Relator propõe jornada de 40 horas com transição de 14 meses e fim da escala 6×1; votação ocorre nesta quarta
Relator propõe redução da jornada de trabalho para 40 horas semanais na Câmara dos Deputados.
O relator da comissão especial da Câmara dos Deputados apresentou um parecer recomendando a redução da jornada de trabalho no Brasil para 40 horas semanais, mantendo o salário atual e garantindo dois dias de descanso por semana, um deles preferencialmente aos domingos.
A proposta está inserida em uma Proposta de Emenda à Constituição (PEC) que será votada pela comissão na quarta-feira, e posteriormente pelo Plenário da Câmara, antes de seguir para o Senado.
Após a leitura do relatório, um pedido de vista coletiva adiou a votação da PEC na comissão especial. Se aprovada, a nova emenda constitucional reduzirá a jornada para 42 horas semanais em 60 dias após a promulgação, com o repouso remunerado, e, um ano depois, fixará o limite em 40 horas semanais.
Regimes diferenciados
A PEC prevê a manutenção da possibilidade de compensação de horários e redução da jornada por meio de acordos ou convenções coletivas, especialmente para trabalhadores em regimes diferenciados, como escalas específicas ou setores essenciais, como saúde e segurança.
Os acordos deverão garantir, em média, dois dias de repouso semanal remunerado por mês, com pelo menos um dia dentro de uma semana. Além disso, a proposta determina que uma lei específica defina as condições para esses regimes diferenciados, respeitando as 40 horas semanais e os dois dias de descanso.
O relator destacou que o Congresso terá um segundo semestre intenso, com 14 projetos diferentes em discussão, cada um abordando categorias específicas, além do projeto do governo.
Altos salários
Para os profissionais considerados “hipersuficientes”, que possuem diploma de nível superior e ganham acima de duas vezes e meia o teto do INSS, as regras de controle de jornada não serão obrigatórias. Esses profissionais terão mais liberdade para gerenciar seus horários e projetos, desde que respeitem os dois dias de descanso semanal.

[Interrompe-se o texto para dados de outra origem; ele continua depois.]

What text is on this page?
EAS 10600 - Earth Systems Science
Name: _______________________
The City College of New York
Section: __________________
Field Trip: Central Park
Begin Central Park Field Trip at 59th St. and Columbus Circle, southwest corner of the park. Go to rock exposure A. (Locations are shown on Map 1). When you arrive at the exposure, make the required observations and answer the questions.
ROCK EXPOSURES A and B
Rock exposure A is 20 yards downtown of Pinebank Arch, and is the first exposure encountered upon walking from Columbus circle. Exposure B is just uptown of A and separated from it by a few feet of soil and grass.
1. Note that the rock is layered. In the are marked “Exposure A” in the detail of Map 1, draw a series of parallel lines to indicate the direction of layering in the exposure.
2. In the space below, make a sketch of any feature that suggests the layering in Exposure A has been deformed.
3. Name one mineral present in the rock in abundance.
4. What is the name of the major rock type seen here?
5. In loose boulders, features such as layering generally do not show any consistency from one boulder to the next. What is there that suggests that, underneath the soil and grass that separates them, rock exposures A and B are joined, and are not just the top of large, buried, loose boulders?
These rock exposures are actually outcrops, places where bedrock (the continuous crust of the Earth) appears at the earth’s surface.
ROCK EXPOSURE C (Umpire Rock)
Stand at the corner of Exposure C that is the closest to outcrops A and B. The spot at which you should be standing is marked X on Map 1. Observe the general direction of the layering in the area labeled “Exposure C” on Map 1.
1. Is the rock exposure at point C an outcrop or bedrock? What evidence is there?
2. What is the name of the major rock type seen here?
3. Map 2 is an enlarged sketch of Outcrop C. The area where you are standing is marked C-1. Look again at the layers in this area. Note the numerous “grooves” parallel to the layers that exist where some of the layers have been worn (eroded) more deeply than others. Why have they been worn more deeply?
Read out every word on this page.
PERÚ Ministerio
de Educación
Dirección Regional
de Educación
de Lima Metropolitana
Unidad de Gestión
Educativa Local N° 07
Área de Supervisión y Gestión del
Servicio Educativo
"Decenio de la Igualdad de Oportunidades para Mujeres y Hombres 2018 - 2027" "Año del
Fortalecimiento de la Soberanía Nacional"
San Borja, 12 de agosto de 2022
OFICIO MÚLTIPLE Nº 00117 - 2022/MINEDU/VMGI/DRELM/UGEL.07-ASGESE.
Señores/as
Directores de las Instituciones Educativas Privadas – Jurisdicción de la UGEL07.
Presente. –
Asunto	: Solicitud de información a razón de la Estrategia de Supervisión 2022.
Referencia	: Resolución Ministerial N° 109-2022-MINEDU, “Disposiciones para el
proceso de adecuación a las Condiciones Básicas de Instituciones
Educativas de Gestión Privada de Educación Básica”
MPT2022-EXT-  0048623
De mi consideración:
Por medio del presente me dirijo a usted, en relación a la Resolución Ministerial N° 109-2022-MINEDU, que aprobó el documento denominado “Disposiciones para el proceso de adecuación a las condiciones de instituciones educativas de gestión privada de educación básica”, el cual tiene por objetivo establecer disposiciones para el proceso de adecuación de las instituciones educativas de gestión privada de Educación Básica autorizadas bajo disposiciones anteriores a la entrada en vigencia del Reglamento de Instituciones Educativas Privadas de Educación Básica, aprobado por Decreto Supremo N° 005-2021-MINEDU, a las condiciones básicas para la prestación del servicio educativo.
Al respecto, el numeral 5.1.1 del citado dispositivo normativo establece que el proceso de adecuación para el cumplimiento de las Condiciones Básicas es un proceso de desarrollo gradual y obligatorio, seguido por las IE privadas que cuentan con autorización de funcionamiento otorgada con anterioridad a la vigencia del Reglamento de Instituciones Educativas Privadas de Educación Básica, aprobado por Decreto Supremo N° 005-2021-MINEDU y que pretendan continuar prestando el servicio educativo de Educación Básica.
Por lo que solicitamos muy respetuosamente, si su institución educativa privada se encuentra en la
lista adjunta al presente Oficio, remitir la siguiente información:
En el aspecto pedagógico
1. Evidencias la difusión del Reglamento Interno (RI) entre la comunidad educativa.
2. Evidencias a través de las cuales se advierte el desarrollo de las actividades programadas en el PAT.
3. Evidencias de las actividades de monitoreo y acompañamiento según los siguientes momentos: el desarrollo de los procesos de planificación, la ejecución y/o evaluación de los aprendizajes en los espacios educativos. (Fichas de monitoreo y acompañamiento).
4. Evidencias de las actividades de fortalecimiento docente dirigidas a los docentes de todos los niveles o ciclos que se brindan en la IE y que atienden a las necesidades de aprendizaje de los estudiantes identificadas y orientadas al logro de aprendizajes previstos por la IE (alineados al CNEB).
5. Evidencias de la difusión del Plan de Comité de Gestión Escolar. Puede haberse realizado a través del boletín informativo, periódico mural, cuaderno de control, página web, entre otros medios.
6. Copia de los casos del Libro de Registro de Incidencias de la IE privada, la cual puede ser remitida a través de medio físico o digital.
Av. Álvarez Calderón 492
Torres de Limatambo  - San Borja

O relator enfatizou que esses profissionais têm condições de negociar os termos de sua relação laboral. Contudo, essa medida não se aplica a empregados públicos da administração direta e indireta.
Contratos públicos
A proposta também estabelece diretrizes para equilibrar as finanças do governo e das empresas terceirizadas em licitações e concessões que utilizam mão de obra direta. A redução da jornada só será válida após a assinatura de um aditivo contratual, com um prazo de até 12 meses para que os órgãos públicos implementem as mudanças.
Se o prazo expirar sem acordo, a redução da jornada será aplicada automaticamente aos funcionários, sem diminuição salarial. Nos contratos ajustados nos primeiros 60 dias, a transição poderá seguir o cronograma previsto.